Ask HN: How are you hiring programmers? - virgil_disgr4ce

What have been your most successful approaches to finding and hiring programmers?  I&#x27;ve tried job sites (including Stack Overflow careers AND their candidate search), recruiters, social media, all with mixed results.  I&#x27;ve got a decent team now, but I still need more excellent devs.  What works for you all?
======
hkarthik
Work on having some inbound candidate flow by increasing awareness of your
engineering team's brand.

Start an engineering blog, and make sure you put out some high quality
content, with a "we're hiring" link at the bottom of every post. Make sure
that you measure and try to drive traffic to these posts. Have everyone on
your team that is interested help contribute a blog post or two.

Encourage open source contributions from your team. That will help them
connect with other talent that might be looking.
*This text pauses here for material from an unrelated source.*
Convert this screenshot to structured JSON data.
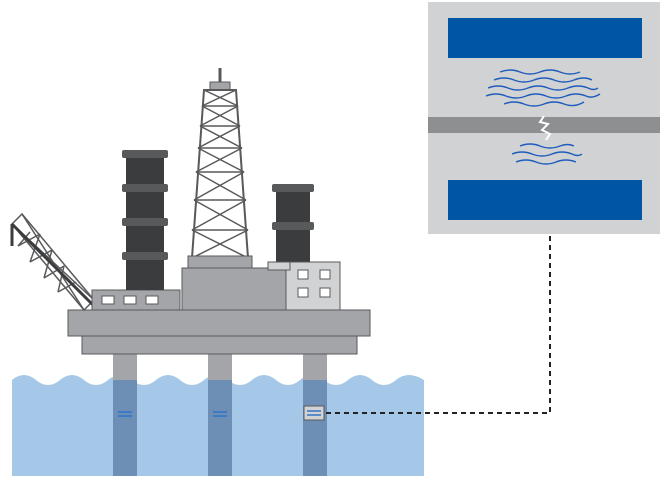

Keep prospects warm even while you have no headcount needs so keep your
pipeline from ever completely drying up.

And lastly, hire remote (or generously relocate) if you can't find enough
developers in your local area.

------
czbond
It's exactly like sales. Each of those channels work, bring a different type
of lead, and need to be nurtured differently. It is a constant, slow process
unless you blindly overpay. You're always working the talent pool - priming
candidates, vetting them even when you're not hiring. In house vs out of
house, remote vs local can all be managed.

------
lxfontes
Make it a team effort: "Guys, we need another front-end dev. Let me know if
you have someone in mind."

As a more general note: Finding the right candidate doesn't start when the job
post is up online.

You need to be constantly looking and vetting people ( don't need to tell them
;) ), so you'll have someone already in mind when the position is available.